A growing amount of data implies that excess weight facilitates the development of several health issues like joint diseases, high blood pressure and cardiac problems, and adds to your chances of having cancer and post operative morbidity. Furthermore, being overweight or obese is suggested to foster gastro-esophageal reflux disease (GERD).
In contrast to those who have a normal weight, those who are overweight who have a BMI of 25 to 30 kg/m2 have 50% more chances of having GERD, and those who are obese with a BMI of 30 kg/m2 and above are two times more probable to have GERD.
Furthermore, the chances of getting GERD seemed to rise in a dose-response relationship with the ballooning of weight. An increase of 3.5 body mass index units leads to a 2.7 times increased risk of GERD. On the other hand, a loss of 3.5 body mass index units is linked to a reduction of risk by about forty percent.
The mechanisms underlying the link between being overweight and gastro-esophageal reflux disease have not been established. However, it was noted that being overweight has been associated with increased intra-abdominal pressure, impaired gastric emptying, decreased lower esophageal sphincter pressure, and increased frequency of transient sphincter relaxation, all of which can lead to increased esophageal acid exposure.
Obesity and being overweight increases your chances of having acidic disorders of the esophagus. It was recommended that upcoming researches must look at the means by which obesity and being overweight bring about these complications, and also the possible outcomes of losing weight. In the meantime, however, it is prudent to counsel all overweight patients who present with GERD-related diseases that weight loss may help improve symptoms.

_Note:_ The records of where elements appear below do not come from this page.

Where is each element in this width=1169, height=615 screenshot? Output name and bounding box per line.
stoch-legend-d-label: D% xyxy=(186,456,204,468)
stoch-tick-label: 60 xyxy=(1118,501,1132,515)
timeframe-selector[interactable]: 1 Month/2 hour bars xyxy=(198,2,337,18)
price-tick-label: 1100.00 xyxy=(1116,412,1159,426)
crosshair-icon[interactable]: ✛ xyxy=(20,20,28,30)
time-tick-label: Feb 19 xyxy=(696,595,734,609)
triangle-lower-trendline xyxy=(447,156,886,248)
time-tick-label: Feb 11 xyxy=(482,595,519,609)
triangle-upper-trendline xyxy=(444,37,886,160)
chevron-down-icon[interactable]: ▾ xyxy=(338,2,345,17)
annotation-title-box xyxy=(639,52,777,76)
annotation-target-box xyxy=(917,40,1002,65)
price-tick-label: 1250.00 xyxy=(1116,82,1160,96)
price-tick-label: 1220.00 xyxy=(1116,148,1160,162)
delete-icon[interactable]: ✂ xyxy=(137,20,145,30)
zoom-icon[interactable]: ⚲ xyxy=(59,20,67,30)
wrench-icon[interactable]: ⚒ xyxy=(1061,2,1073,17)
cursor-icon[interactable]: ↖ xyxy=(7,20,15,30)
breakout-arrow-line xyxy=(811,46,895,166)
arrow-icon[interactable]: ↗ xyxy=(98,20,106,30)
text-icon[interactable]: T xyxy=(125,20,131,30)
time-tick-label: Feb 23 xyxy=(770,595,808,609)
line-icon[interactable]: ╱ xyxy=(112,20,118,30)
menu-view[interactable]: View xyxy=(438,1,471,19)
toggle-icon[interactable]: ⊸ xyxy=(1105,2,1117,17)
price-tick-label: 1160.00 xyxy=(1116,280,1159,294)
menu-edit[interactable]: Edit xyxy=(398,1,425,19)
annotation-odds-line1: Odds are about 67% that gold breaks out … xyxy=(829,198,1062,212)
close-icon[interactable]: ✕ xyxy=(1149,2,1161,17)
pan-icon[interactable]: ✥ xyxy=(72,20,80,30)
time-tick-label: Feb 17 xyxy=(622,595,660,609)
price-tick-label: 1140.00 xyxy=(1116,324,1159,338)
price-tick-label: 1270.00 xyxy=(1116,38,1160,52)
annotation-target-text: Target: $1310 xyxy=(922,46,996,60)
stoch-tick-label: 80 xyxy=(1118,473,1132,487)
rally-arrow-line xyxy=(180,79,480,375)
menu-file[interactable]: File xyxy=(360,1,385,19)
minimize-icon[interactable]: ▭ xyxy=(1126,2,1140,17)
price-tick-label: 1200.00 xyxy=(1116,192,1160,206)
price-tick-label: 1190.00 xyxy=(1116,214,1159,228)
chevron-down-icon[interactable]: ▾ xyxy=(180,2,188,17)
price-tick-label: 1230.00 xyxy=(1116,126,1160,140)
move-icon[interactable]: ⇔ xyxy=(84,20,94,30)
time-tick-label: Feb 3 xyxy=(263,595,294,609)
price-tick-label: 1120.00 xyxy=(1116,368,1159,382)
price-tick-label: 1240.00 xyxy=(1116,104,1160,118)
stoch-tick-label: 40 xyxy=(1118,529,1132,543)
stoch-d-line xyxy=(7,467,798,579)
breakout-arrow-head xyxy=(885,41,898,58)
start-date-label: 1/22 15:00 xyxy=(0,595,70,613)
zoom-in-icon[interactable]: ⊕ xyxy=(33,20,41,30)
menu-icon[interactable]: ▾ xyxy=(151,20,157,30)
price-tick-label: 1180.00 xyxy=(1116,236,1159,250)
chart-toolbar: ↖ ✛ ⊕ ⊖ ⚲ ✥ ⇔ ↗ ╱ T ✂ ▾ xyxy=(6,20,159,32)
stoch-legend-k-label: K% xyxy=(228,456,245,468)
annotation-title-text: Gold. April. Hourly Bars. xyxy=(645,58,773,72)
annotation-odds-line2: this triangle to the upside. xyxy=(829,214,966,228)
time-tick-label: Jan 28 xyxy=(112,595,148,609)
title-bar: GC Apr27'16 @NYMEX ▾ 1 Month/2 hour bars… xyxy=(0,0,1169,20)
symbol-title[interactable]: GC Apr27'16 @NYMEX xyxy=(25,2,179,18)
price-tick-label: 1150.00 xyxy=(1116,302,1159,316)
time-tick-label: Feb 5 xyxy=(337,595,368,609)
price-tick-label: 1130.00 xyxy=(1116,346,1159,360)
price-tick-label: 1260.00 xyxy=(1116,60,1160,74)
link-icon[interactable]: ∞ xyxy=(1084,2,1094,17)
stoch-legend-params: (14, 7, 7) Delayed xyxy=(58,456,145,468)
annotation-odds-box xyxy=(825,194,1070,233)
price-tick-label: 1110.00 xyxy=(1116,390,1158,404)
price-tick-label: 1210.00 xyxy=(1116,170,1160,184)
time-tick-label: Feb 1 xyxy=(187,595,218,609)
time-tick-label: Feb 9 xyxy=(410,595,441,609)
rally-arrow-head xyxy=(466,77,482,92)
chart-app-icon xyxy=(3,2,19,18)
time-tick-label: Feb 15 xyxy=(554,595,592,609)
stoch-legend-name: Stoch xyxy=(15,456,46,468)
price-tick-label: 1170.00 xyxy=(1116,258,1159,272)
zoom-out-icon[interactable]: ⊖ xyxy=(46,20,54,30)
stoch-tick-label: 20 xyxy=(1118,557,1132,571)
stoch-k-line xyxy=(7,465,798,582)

It was observed in a research as well that there is an obvious connection between BMI and GERD in both sexes. As oppose to men with a BMI lower than 25, the risk factor for GERD is 3.3 times higher to men who have a BMI higher than 35. Severely obese women are 6.3 times more likely to develop GERD than women with normal weight.
The risk is worst in women with a body mass index over 35 who had taken estrogen-only hormone replacements. They are 33 times more likely to have gastro-esophageal reflux disease compared to that of normal-weight, non-hormone users.
This study shows a clear link between GERD and with both being overweight, and estrogen use in women. It is believed that overweight females generate more substances similar to estrogen in their fatty tissue, which may actually be the reason why losing weight decreases the likelihood of having GERD. Thus, this gives us one more motive to beat the bulge insistently.
Excess “baggage” puts more force on your tummy, which could inhibit the lower esophageal sphincter from opening and closing as it should.
If you are overweight, losing just as little as ten to fifteen pounds could improve your GERD symptoms. Healthcare providers suggest as well that those who suffer from GERD should avoid wearing tight-fitting clothes to decrease the strain on their tummy.